Why regex choose to perform the second pattern?


Solution

  • The main point here is:

    Regex engine analyzes the input from LEFT TO RIGHT by default.

    So, you have an alternation pattern .X|..X|X. and you run it against 1234X5678. See what happens:

    enter image description here

    Each alternative branch is tested against each location in the string from left to right.

    The first 1-7 steps show how the engine tries to match the characters at the beginning of the string. However, none of the branches (neither .X, nor ..X, nor X. match 12 or 123).

    Steps 8-13 just repeat the same failing scenario as none of the branches match 23 or 234.

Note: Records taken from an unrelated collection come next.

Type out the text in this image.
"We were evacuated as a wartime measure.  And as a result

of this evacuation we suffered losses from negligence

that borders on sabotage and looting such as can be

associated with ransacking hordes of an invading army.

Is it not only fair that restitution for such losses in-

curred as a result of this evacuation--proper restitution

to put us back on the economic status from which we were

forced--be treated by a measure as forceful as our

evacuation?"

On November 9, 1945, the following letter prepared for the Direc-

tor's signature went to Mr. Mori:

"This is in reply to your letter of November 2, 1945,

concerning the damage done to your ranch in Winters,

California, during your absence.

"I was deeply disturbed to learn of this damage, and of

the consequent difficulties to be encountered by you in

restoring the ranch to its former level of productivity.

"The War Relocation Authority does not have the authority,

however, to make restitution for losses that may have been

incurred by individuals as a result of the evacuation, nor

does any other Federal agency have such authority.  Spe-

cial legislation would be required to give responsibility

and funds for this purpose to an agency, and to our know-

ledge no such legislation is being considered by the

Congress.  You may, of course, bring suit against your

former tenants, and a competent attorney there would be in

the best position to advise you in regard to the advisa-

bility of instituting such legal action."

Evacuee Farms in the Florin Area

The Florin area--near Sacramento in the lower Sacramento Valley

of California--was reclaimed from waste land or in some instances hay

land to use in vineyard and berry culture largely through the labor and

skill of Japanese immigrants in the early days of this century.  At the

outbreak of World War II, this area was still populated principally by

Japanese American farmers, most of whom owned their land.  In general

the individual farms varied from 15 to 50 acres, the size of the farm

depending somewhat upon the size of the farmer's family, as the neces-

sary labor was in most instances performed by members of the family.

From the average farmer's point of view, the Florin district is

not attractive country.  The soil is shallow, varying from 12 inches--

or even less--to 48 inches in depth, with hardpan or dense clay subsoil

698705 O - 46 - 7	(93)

    Steps 14-19 show a success scenario because the 34X can be matched with Branch 2 (..X).

    The regex engine does not reach the location before 4 since this location gets matched and consumed.

    And another conclusion:

    The order of alternations matters, and in NFA regex engines the first alternative matched wins, BUT this alternative does not have to be the first shortest one, a farther longer alternative that matches the same characters in the beginning can match earlier.